Wednesday, January 28, 2015

Acupuncture Today

Today I had acupuncture.  I think this was my fifth session.  No, sixth.  Something like that.

I'm having a lot less pain.  I mean, I still have random aches.  My hips have improved so much since starting acupuncture, though.  I've had some pain periodically in the right hip.  My left hip doesn't hurt at all.  My elbows barely hurt.  It's really amazing how much better I feel, physically.

I've also seen a massage therapist twice and will be seeing her again in two weeks.  I still have huge knots in the muscles of my neck and shoulders.  But she gets them out.  I think it's helping.

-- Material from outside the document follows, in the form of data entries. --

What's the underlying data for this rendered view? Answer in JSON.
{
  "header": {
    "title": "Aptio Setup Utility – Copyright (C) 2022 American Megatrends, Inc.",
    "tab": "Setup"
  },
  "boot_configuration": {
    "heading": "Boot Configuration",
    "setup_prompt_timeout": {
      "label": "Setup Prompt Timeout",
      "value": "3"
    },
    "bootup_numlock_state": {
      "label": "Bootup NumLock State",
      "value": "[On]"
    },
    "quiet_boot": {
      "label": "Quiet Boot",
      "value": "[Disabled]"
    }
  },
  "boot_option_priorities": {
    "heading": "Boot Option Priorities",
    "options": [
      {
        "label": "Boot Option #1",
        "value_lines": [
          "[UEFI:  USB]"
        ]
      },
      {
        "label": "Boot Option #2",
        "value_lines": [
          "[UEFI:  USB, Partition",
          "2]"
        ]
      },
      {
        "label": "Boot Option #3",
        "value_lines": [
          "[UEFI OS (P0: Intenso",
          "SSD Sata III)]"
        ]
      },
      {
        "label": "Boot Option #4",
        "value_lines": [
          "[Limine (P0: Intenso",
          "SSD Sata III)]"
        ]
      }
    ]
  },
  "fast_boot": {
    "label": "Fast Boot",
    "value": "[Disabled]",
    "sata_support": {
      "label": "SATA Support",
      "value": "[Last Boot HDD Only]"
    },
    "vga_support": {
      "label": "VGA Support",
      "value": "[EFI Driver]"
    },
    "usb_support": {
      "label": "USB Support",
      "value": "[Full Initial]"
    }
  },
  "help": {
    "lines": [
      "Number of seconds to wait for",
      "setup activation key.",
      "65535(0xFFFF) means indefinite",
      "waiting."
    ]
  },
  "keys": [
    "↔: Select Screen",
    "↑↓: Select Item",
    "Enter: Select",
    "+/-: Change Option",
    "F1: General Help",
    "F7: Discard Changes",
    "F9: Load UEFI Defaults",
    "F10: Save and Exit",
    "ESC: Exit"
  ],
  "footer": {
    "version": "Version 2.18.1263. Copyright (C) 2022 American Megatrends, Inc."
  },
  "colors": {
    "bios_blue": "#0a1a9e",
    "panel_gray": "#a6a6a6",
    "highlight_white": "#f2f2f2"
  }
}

The downside?  Well, besides the cost.  Which I think is worth it.

The downside is that I am feeling more anxious now.  I have had some new memories of trauma.  I think that feelings and memories that were being held in my body are being released.  Which is probably really a good thing, but it doesn't feel so good, you know?

Today during my acupuncture session, I was lying on my back, listening to this relaxation CD with ocean sounds on it.  And I started to cry.  I wasn't exactly sure why I was crying, but I cried a little bit.  I was pretty much stuck in the position I was lying in, because I had needled in both hands and in both feet and it hurt to move either hand even a little bit and it also hurt to move my left foot at all.  All I could comfortable move was my right foot and my head and neck.  I could turn my head from side to side.

Isaac was lying at on the floor near the end of the table I was on.  I turned my head to the right and called to Isaac and he got up and came over to the head of the table and sat by my head, looking at me intently.  There wasn't anything I needed him to do.  I would have petted him if I could have reached over without the needles being in the way and causing pain, but since I couldn't, I didn't.  I felt better just having him near me.  After a minute, I told him he could lie down, and he did.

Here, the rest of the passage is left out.